Vivre est donc possible après la mort de mon enfant ?

Oui, il y a une vie après la mort de mon enfant. Oui, c’est possible. Oui, c’est difficile. Mais comme l’a si bien dit Sénèque « La vie, ce n’est pas d’attendre que l’orage passe, c’est d’apprendre à danser sous la pluie. »

Les témoignages affluent dans ce sens, et notamment le film « Et je choisis de vivre » dont le titre nous a déjà tout dit ou presque.

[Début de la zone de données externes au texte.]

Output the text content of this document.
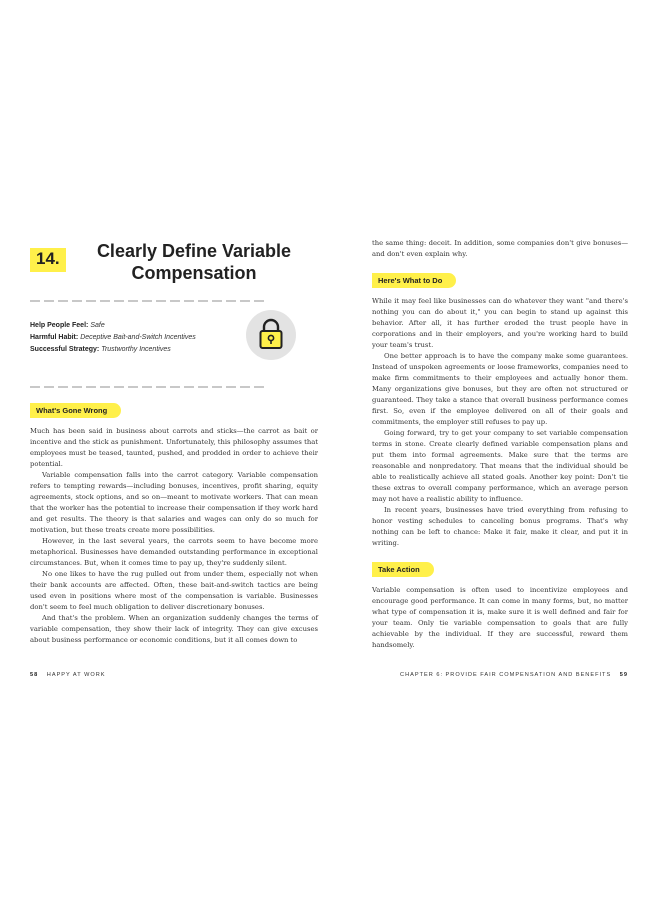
14.	Clearly Define Variable Compensation
Help People Feel: Safe
Harmful Habit: Deceptive Bait-and-Switch Incentives
Successful Strategy: Trustworthy Incentives
What's Gone Wrong

Much has been said in business about carrots and sticks—the carrot as bait or incentive and the stick as punishment. Unfortunately, this philosophy assumes that employees must be teased, taunted, pushed, and prodded in order to achieve their potential.

Variable compensation falls into the carrot category. Variable compensation refers to tempting rewards—including bonuses, incentives, profit sharing, equity agreements, stock options, and so on—meant to motivate workers. That can mean that the worker has the potential to increase their compensation if they work hard and get results. The theory is that salaries and wages can only do so much for motivation, but these treats create more possibilities.

However, in the last several years, the carrots seem to have become more metaphorical. Businesses have demanded outstanding performance in exceptional circumstances. But, when it comes time to pay up, they're suddenly silent.

No one likes to have the rug pulled out from under them, especially not when their bank accounts are affected. Often, these bait-and-switch tactics are being used even in positions where most of the compensation is variable. Businesses don't seem to feel much obligation to deliver discretionary bonuses.

And that's the problem. When an organization suddenly changes the terms of variable compensation, they show their lack of integrity. They can give excuses about business performance or economic conditions, but it all comes down to

the same thing: deceit. In addition, some companies don't give bonuses—and don't even explain why.

Here's What to Do

While it may feel like businesses can do whatever they want "and there's nothing you can do about it," you can begin to stand up against this behavior. After all, it has further eroded the trust people have in corporations and in their employers, and you're working hard to build your team's trust.

One better approach is to have the company make some guarantees. Instead of unspoken agreements or loose frameworks, companies need to make firm commitments to their employees and actually honor them. Many organizations give bonuses, but they are often not structured or guaranteed. They take a stance that overall business performance comes first. So, even if the employee delivered on all of their goals and commitments, the employer still refuses to pay up.

Going forward, try to get your company to set variable compensation terms in stone. Create clearly defined variable compensation plans and put them into formal agreements. Make sure that the terms are reasonable and nonpredatory. That means that the individual should be able to realistically achieve all stated goals. Another key point: Don't tie these extras to overall company performance, which an average person may not have a realistic ability to influence.

In recent years, businesses have tried everything from refusing to honor vesting schedules to canceling bonus programs. That's why nothing can be left to chance: Make it fair, make it clear, and put it in writing.

Take Action

Variable compensation is often used to incentivize employees and encourage good performance. It can come in many forms, but, no matter what type of compensation it is, make sure it is well defined and fair for your team. Only tie variable compensation to goals that are fully achievable by the individual. If they are successful, reward them handsomely.

58 HAPPY AT WORK	CHAPTER 6: PROVIDE FAIR COMPENSATION AND BENEFITS 59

Rien ne ramènera mon fils, et rien n’effacera ma profonde cicatrice. La vie n’est pas un long fleuve tranquille et c’est bien pour cela qu’on l’aime aussi, qu’on se l’avoue. Le bonheur, ça se cultive, inlassablement, courageusement, fièrement : Et les fruits de la joie se récoltent. Avec le temps, j’apprends à laisser s’exprimer mes émotions, à les apprivoiser aussi. J’apprends à accepter chaque présent qui m’est offert de vivre. Je reconnais la beauté du monde, de la nature, du vivant. Et surtout, j’apprivoise l’absence, son absence.

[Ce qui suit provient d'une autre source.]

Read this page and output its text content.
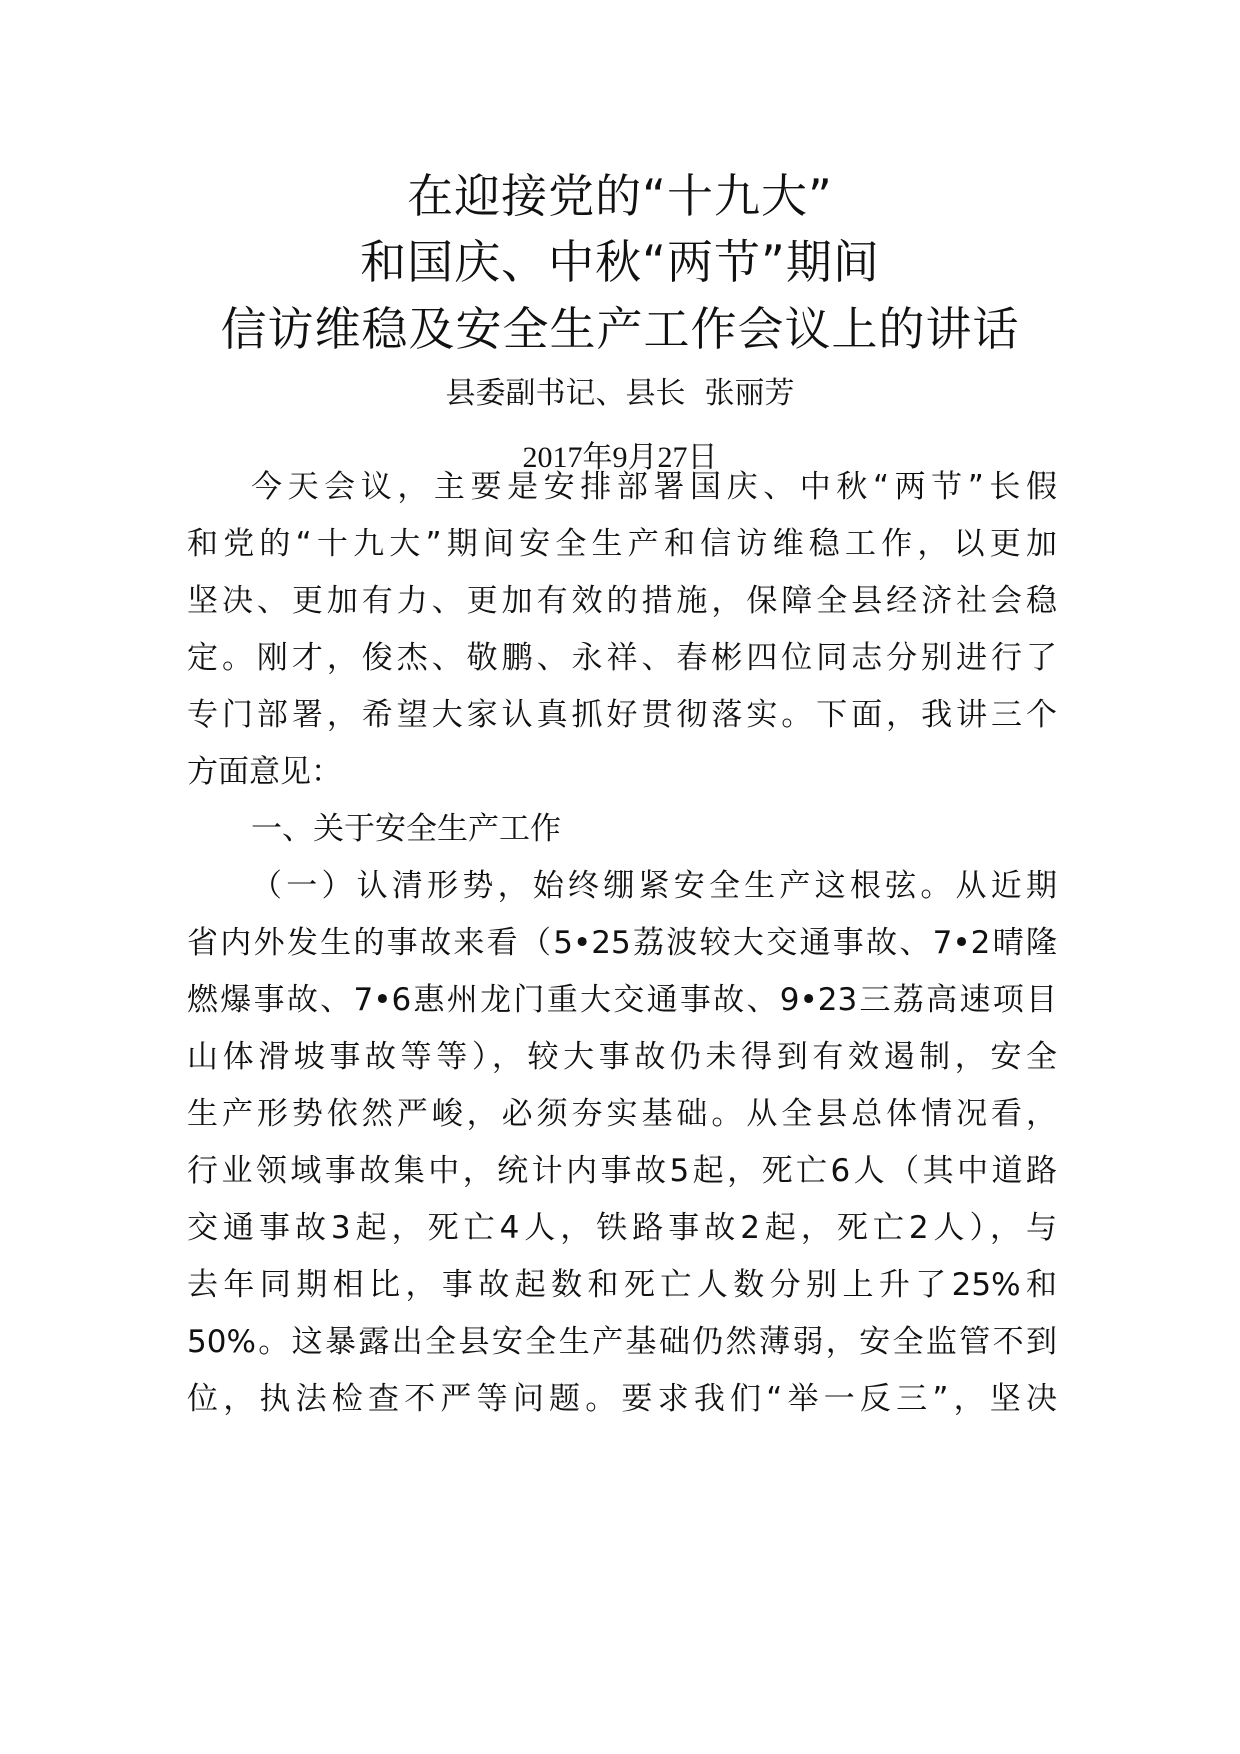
在迎接党的“十九大”
和国庆、中秋“两节”期间
信访维稳及安全生产工作会议上的讲话
县委副书记、县长  张丽芳
2017年9月27日
今天会议，主要是安排部署国庆、中秋“两节”长假
和党的“十九大”期间安全生产和信访维稳工作，以更加
坚决、更加有力、更加有效的措施，保障全县经济社会稳
定。刚才，俊杰、敬鹏、永祥、春彬四位同志分别进行了
专门部署，希望大家认真抓好贯彻落实。下面，我讲三个
方面意见：
一、关于安全生产工作
（一）认清形势，始终绷紧安全生产这根弦。从近期
省内外发生的事故来看（5•25荔波较大交通事故、7•2晴隆
燃爆事故、7•6惠州龙门重大交通事故、9•23三荔高速项目
山体滑坡事故等等），较大事故仍未得到有效遏制，安全
生产形势依然严峻，必须夯实基础。从全县总体情况看，
行业领域事故集中，统计内事故5起，死亡6人（其中道路
交通事故3起，死亡4人，铁路事故2起，死亡2人），与
去年同期相比，事故起数和死亡人数分别上升了25%和
50%。这暴露出全县安全生产基础仍然薄弱，安全监管不到
位，执法检查不严等问题。要求我们“举一反三”，坚决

La vie est amour si j’ose emprunter son chemin

Scott Peck nous témoigne des leçons fondamentales de l’existence dans « Le chemin le moins fréquenté » et je partage sa position : « Si nous souffrons autant, le problème n’est pas lié à la difficulté de la vie mais au fait que nous croyons qu’elle devrait être facile ».

Aussi et surtout, je prends soin de mon coeur , lui qui ne m’a jamais quitté, ne serait-ce dans les moments les plus sombres : ses battements solidaires ont toujours été présents. Mon coeur m’a toujours guidé et encore plus aujourd’hui. Comment ? En aimant ! Donner de l’amour aux personnes qui me sont chères ! Prendre soin de moi et honorer la vie dans tous ces états. Remercier le soleil qui se lève encore une fois. Savoir recevoir l’amour qui m’est offert. Aimer coûte que coûte.

Faire circuler l’amour, c’est vivre intensément et profiter de chaque instant.